Most recently, the team resolved the first single-cell 3D genome atlas of any cancer with genome-wide chromatin tracing, and identified an unexpected 3D genome bottleneck during subclonal lung tumor evolution in the native tissue microenvironment. They further defined key regulator and effector genes upstream and downstream of substantial 3D genome reorganization that drives histologic progression. This work, for the first time, charted a comprehensive blueprint of 3D genome alterations during cancer progression in the native tissue context and systematically revealed functional mechanisms of cancer evolution embedded in the rich information of single-cell 3D chromatin conformations (bioRxiv 2023a). It is expected that applying this approach broadly will have an enormous impact on understanding the epigenetic basis of cancer in situ and will lead to the development of novel diagnostic, prognostic, and therapeutic biomarkers based on the 3D genome. In another recent work, to systematically discover novel regulators of 3D genome, the team developed the first ultra-high-content, high-throughput, 3D genome regulator screening technology (bioRxiv 2023b). This development uniquely integrated real-3D genomics by chromatin tracing, pooled CRISPR screen, and a novel cellular barcoding and in situ decoding technique (BARC-FISH). It enabled efficient discovery of regulators of 3D genome architectures across a wide range of length scales and laid the foundation for a complete mapping of the 3D genomic regulatome, which may lead to a new avenue of therapeutics by halting or reversing the deleterious 3D genome reorganization in aging and diseases.

Earlier research

As a graduate student at Princeton University, Wang studied bacterial cell mechanics, especially how the bacterial cytoskeleton coordinates cell wall synthesis.

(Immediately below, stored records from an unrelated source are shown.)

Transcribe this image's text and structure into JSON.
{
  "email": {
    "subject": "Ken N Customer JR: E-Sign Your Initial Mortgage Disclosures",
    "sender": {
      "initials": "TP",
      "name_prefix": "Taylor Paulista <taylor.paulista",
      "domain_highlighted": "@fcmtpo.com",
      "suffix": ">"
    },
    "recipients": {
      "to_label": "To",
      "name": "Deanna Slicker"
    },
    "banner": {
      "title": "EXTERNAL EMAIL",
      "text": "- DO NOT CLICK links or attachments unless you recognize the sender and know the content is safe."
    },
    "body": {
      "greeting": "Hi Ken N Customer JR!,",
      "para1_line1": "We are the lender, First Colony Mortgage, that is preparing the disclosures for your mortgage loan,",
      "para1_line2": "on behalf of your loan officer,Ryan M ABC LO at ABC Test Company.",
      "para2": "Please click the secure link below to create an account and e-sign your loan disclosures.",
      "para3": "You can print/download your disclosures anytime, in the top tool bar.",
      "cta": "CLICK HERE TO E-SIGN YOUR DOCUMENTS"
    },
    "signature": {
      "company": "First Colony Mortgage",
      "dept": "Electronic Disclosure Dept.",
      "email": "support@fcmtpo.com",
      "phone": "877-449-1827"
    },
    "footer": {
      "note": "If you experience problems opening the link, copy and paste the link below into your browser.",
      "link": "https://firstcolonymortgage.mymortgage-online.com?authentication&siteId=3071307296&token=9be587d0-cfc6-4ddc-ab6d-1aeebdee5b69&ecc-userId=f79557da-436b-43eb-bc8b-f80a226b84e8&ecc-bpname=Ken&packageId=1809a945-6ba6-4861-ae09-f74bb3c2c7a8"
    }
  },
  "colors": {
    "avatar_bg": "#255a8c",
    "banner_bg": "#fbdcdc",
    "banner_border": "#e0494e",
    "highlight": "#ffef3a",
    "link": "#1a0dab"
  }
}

The first project (PNAS 2010) in his dissertation showed that the bacterial actin homologue MreB contributes nearly as much to the rigidity of an E. coli cell as the peptidoglycan cell wall. This conclusion provided the premise for several theoretical works that assumed MreB applies force to the cell wall during growth, and suggested an evolutionary origin of cytoskeleton-governed cell rigidity. His second project (PNAS 2011) dealt with the discovery of the motion of E. coli MreB linked to cell wall synthesis. This was the first observation of a cell-wall assembly driven molecular motor in bacteria. (Simultaneously with the work, Garner et al and Dominguez-Escobar et al discovered the same phenomenon in B. subtilis.) His third project (PNAS 2012) elucidated that both cell wall synthesis and the peptidoglycan network have a chiral ordering, which is established by MreB. This work linked the molecular structures of the cytoskeleton and of the cell wall with organismal-scale behavior. His fourth project (Biophysical Journal 2013) developed a generic, quantitative model to explain the various spatial patterns adopted by bacterial cytoskeletal proteins. The model set up a new theoretical framework for the study of membrane-polymer interaction, and is useful for the exploration of the physical limits of cytoskeleton organization.